Once and Future Kings

Not so long ago the infamous Latin Kings ruled Miami's gangland streets. Now their missionaries are bringing a new message.

A twilight downpour slicks the potholed streets, and for the moment this crumbling bit of Hialeah glows like a busted rainbow. The huge magenta cube named Foxxy Lady is surrounded by guys braving chain lightning for live, nude girls. One corner down, cigarette smoke, music, and watery gold light spill past the bouncer who guards the emerald-green Tropicana Bar's open doors. Across the road, a man with a bullhorn stands in front of Club Ice, hawking the stand-up comics inside, whose blue humor slides right into indigo. The club's signature neon -- a violet champagne glass encircled by fat lilac bubbles -- gleams through the gray mist.

Twenty-one-year-old Ernesto Mora, who slammed a screwdriver through a man's skull two years ago, leans out his car window and sighs: "The sign is so pretty." But the men he hunts are too broke to pay cover charges, so he eases the car back onto West 25th Street.
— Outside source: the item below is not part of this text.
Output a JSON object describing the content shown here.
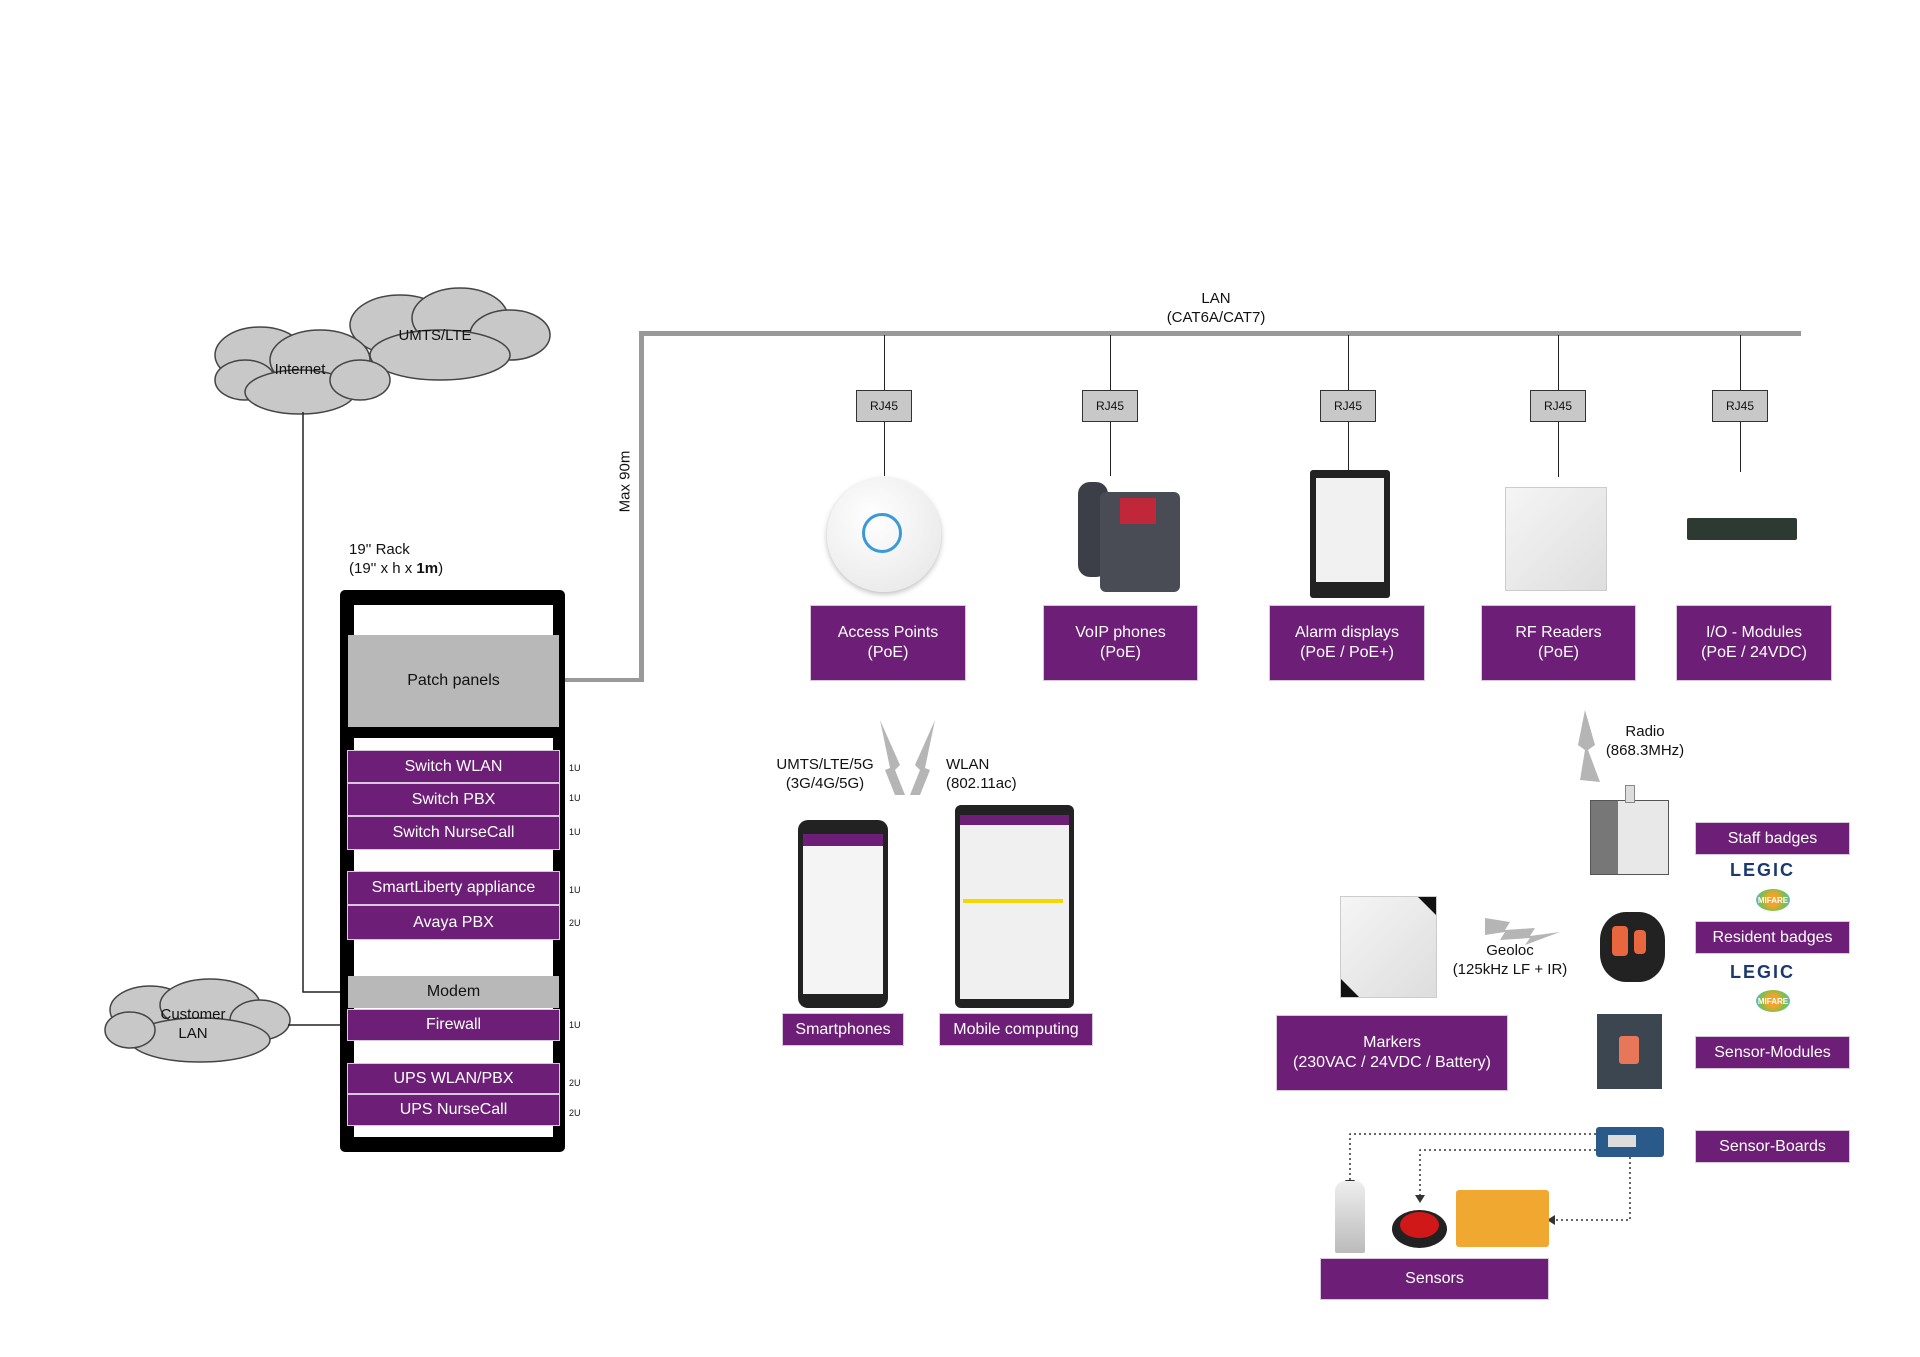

The ancient sedan is so caked with dirt that rain can't penetrate; it simply transforms the vehicle into a speeding mud mound. Ernesto's partner Hector watches blocks of shotgun shacks and trailer parks fly by. The car slows at a rusted arch marking the driveway of what was once a family motel but is now home for gangbanger has-beens and wannabes. The peeling-pink cottages are still adorned with weed-choked cement bunnies and decapitated elves. The two men scan the graffiti on the cottage walls as they drive by. When nineteen-year-old Hector spots a house scrawled with gold crowns over black hearts, Ernesto hits the brakes. They leap out and head toward the symbols of the lost Latin Kings.

Five years ago Miami police publicly ranked the Latin Kings the most violent and organized of the estimated 75 gangs then operating in Dade County. But what Ernesto and Hector find in this back yard is a quartet of scrawny teenagers in filthy tank tops playing "quarter pitch" for a toothless prostitute. The guys toss coins into small paper cups; whoever fills his first wins the hooker. The enormous poinciana tree that shields them from the rain is topped with orange flowers so bright it seems to be in flames. Ernesto pulls open his black jacket so a holster strap is visible against his crisp yellow shirt.

"Amor del rey, brothers," he says, throwing the Kings' sign: index and little fingers extended, thumb stiffly out, the other fingers closed. "I see youze fly our colors. What I see of your druggy, lace smokin', malt drinkin', ho' mackin', fuckshit life, respect for them ain't happening." Coins freeze in four hands. "I ain't here to drop you," Ernesto continues, his voice softening. "I follow King Tone, crown of New York. My job is, bring Miami gangstas into the love and hearts of Latin Kings. You know what we do?"

One teen's smack-addled gaze is suddenly very clear. "You kill men by chopping them up with an ax," he whispers.

Ernesto shrugs. "That was then. This is now," he replies. "You want our colors? Time to get righteous."

The gang known as the Almighty Latin King and Queen Nation was born about 50 years ago inside Chicago's prisons as a means of survival for Latin felons who lived in fear of the black gangs who then ruled the cellblocks. In the 1950s, many of the prisons' black gang leaders espoused Nation of Islam teachings, despising Latin convicts as "white devils." The Kings galvanized Latin prisoners with their own folklore about the downfall of a Latin-ruled utopia and its prophesied return.

Soon the Latin Kings had more than 30 city chapters, each led by a "crown," in Illinois, Connecticut, Texas, Massachusetts, and Florida. The Kings ran drugs and guns and operated car theft/chop-shop rings. The most legendary of crowns is 35-year-old Cuban-born Luis Felipe, who founded the first New York chapter of the Latin Kings. Though he's serving a life sentence for murder (he was convicted along with 50 other Kings in a massive crackdown), many New York Kings refer to him as their "Inca," their one supreme leader.

Miami's crown was Roberto Mosquero, "King Power," who ruled over about 30 members. (Street legend has it that he killed one of his enemies by forcing the man's tongue into a light socket.) In 1988 Power and his gang infuriated police by attempting to claim territory in the heart of Coconut Grove's tourist area. In June of that year the move escalated into a confrontation between the Kings and their archenemy the International Posse, in which Power opened fire into a crowd and hit and seriously injured a Posse member. Other South Florida gangs, which keep meticulous charts of alliances for initiates to memorize, began logging the Kings under the "outlaw" column.

"They were never going to be in the same league as the drug cartels," says Det. Aquiles Carmona, a five-year veteran of the Miami Police Department's Gang Detail. "They never lived in mansions. But they owned the streets." In the fall of 1989 Power was convicted of attempted first-degree murder and aggravated battery with a deadly weapon. He was transferred out of state to serve his sentence.